Now, new companies with names like Politico and Huffington Post and The Daily Beast and Gawker are beating newspapers at their own game. The new guys are faster, and often better. They’re leading, with newspapers chasing behind. If the old guys really want to retain their chokehold on the news business, they should consider buying up the new guys. Problem is, the old guys waited too long, and now they’re too broke to make acquisitions. Whoops.
So yes, he has a point (and a nice metaphor!), even if the idea that a mainstream media organization should consider purchasing Gawker is not necessarily new, print is mostly way behind the times. Though, there is a certain irony to a Newsweek writer pointing this out when it only occurred to Newsweek to overhaul its own website with original online content a little more than six months ago…right after they decided to print the magazine on more expensive stock. Also, while I am a regular reader of all four of the websites Lyons mentions, and think there are aspects of each that the ‘traditional media’ would do well to pick up on, I’m not sure I want Gawker to be my most trusted source of news (I’m not sure Gawker wants to be my most trusted source of news, for that matter…HuffPo is another ballgame).
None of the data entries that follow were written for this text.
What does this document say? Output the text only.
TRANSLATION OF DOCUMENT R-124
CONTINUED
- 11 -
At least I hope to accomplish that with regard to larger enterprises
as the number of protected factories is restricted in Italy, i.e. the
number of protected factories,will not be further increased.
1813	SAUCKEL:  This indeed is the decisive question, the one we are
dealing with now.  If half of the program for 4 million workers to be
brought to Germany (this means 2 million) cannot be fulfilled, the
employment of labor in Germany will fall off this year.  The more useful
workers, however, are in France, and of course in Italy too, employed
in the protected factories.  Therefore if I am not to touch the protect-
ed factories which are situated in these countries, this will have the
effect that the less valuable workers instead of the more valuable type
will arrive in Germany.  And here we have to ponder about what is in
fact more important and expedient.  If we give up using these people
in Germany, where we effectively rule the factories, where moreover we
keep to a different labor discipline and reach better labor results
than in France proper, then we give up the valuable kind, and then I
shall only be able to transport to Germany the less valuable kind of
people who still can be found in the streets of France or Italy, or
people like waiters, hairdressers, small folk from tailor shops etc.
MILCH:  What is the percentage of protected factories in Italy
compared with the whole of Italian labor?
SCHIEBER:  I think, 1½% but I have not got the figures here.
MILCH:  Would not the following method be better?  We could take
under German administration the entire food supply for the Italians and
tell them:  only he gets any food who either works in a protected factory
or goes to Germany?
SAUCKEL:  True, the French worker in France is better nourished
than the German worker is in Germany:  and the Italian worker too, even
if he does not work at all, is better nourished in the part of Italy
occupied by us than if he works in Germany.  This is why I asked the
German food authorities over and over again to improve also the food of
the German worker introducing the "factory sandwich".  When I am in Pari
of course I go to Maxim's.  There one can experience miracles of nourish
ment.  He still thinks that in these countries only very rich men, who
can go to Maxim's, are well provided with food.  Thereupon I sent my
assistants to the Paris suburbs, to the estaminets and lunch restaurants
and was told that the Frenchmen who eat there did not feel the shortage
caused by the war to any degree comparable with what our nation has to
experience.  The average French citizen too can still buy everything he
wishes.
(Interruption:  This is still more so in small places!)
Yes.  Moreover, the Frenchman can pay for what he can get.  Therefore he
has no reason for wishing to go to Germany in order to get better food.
One more thing. It bears mentioning that when Newsweek editor Jon Meacham needed a space to advocate for his own reporter’s release from an Iranian prison he did not choose to utilize HuffPo, Gawker, Politico, or The Daily Beast, or even Newsweek for that matter! He went straight to the op-ed pages of the New York Times, because the Times still has the most clout, and that has nothing to do with whether you read it on paper or online. Which leads to the observation that, unlike, say, the Washington Post (which as a reader points out owns Newsweek) the New York Times is arguably setting the standard for what newspapers should look like online. That said, yes, most newspapers have a lot of catching up to do and much of that is due to a misguided sense of infallibility.
The solution, according to Lyons, is to get over “this pious notion about the sanctity of the newspaper” and let the newspaper business as we know it die, already!
The weak papers need to die. The strong newspapers need to go into bankruptcy and restructure their businesses with smaller staffs and lower cost structures. Yes, it will be painful. But journalists will find jobs—and they’ll be working in a better, faster medium.
Actually, I’m not sure this is so much a solution as a description of what is currently happening.